Tagesmotto: Nichts wie raus aus den Rockies. Heute morgen schneite es, was einem schnell Aufbruch nicht unbedingt foerderlich war. Auf dem Weg nach Jackson: Immer wieder leichter Schneefall. Immer wieder Gegenwind. Immer Eisfuesse. Die Ausruestung ist nicht auf Winter programmiert. Die Berge im Teton waren ziemlich wolkenverhangen. Aufstieg zum Teton Pass kurz, aber steil. Oben angekommen wird mir ein Haus in Victor zum Uebernachten angeboten. Dort ist zwar niemand, aber die Haustuer ist offen. Uebernachtungskosten also in das oertliche Brauereilokal investiert.

9.6.
Madison WY (YS NP) - Flagg Ranch WY

105,4 km
18,5 km/h

Nach einer regenreichen Nacht im Zelt und einem windigen Vormittag schneit es seit dem Nachmittag. Bis zum Grant Village war das heute noch eine Entdeckungstour durch den Nationalpark mit viel Wind von vorne, aber auch viel Sonnenschein. Kann heute wenigstens in einer unbeheizten Holzhuette schlafen.

8.6.
Canyon Village YS NP - Madison YS NP

45,3 km
18,3 km/h

Plan fuer heute eigentlich, bis zum Grant Village zu fahren. Beim Ranger die Info erhalten, dass der dortige Campingplatz geschlossen ist, im Wald zelten wird wegen den Baeren nicht unbedingt empfohlen. In Madison dann den Nachmittag mit einer lustigen Australierin verbracht. Also Zelten in Madison. Die einzige Essensquelle: Ein Schokoriegel-Automat. Abends ordentliches Lagerfeuer und Tuetenspaghetti.

7.6.
Fishing Bridge YS NP - Canyon Village YS NP (Nord-Loop)

148,3 km
19,1 km/h

Mit Minimalgepaeck gings heute durch den Norden des Nationalparks. Baeren, Bueffel und ein Wolf.

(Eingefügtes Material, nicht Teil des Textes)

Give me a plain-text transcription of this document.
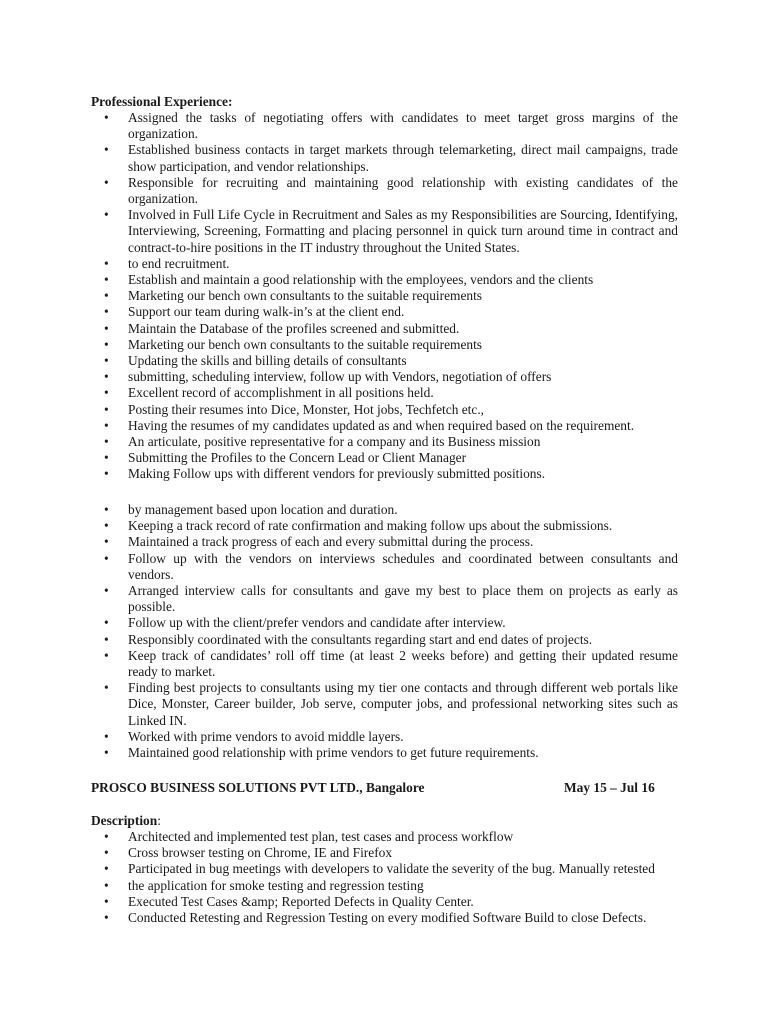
Professional Experience:
• Assigned the tasks of negotiating offers with candidates to meet target gross margins of the organization.
• Established business contacts in target markets through telemarketing, direct mail campaigns, trade show participation, and vendor relationships.
• Responsible for recruiting and maintaining good relationship with existing candidates of the organization.
• Involved in Full Life Cycle in Recruitment and Sales as my Responsibilities are Sourcing, Identifying, Interviewing, Screening, Formatting and placing personnel in quick turn around time in contract and contract-to-hire positions in the IT industry throughout the United States.
• to end recruitment.
• Establish and maintain a good relationship with the employees, vendors and the clients
• Marketing our bench own consultants to the suitable requirements
• Support our team during walk-in’s at the client end.
• Maintain the Database of the profiles screened and submitted.
• Marketing our bench own consultants to the suitable requirements
• Updating the skills and billing details of consultants
• submitting, scheduling interview, follow up with Vendors, negotiation of offers
• Excellent record of accomplishment in all positions held.
• Posting their resumes into Dice, Monster, Hot jobs, Techfetch etc.,
• Having the resumes of my candidates updated as and when required based on the requirement.
• An articulate, positive representative for a company and its Business mission
• Submitting the Profiles to the Concern Lead or Client Manager
• Making Follow ups with different vendors for previously submitted positions.
• by management based upon location and duration.
• Keeping a track record of rate confirmation and making follow ups about the submissions.
• Maintained a track progress of each and every submittal during the process.
• Follow up with the vendors on interviews schedules and coordinated between consultants and vendors.
• Arranged interview calls for consultants and gave my best to place them on projects as early as possible.
• Follow up with the client/prefer vendors and candidate after interview.
• Responsibly coordinated with the consultants regarding start and end dates of projects.
• Keep track of candidates’ roll off time (at least 2 weeks before) and getting their updated resume ready to market.
• Finding best projects to consultants using my tier one contacts and through different web portals like Dice, Monster, Career builder, Job serve, computer jobs, and professional networking sites such as Linked IN.
• Worked with prime vendors to avoid middle layers.
• Maintained good relationship with prime vendors to get future requirements.
PROSCO BUSINESS SOLUTIONS PVT LTD., Bangalore	May 15 – Jul 16
Description:
• Architected and implemented test plan, test cases and process workflow
• Cross browser testing on Chrome, IE and Firefox
• Participated in bug meetings with developers to validate the severity of the bug. Manually retested
• the application for smoke testing and regression testing
• Executed Test Cases &amp; Reported Defects in Quality Center.
• Conducted Retesting and Regression Testing on every modified Software Build to close Defects.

Der Rest visuell.

6.6.
Cody WY - Fishing Bridge YS NP
142,5 km
17,2

Schoen und schwer wars heute. Eine atemberaubende Landschaft, aber Gegenwind deluxe. Bis zum East Gate wars zaeh. Nach dem Sylvan Pass angenehm zu fahren, aber einige Grad kaelter. Den ersten Baeren gesichtet. Dann John mit seinem Rad getroffen, der hier Praktikum macht. Habe ihn zur Feier des Tages (mit Umweg nach einem Monat im YS) auf ein Bier eingeladen. Er hatte noch eine Matratze in seinem Trailer und ein Abendessen. Der Lake Yellowstone erinnert an den Chiemsee.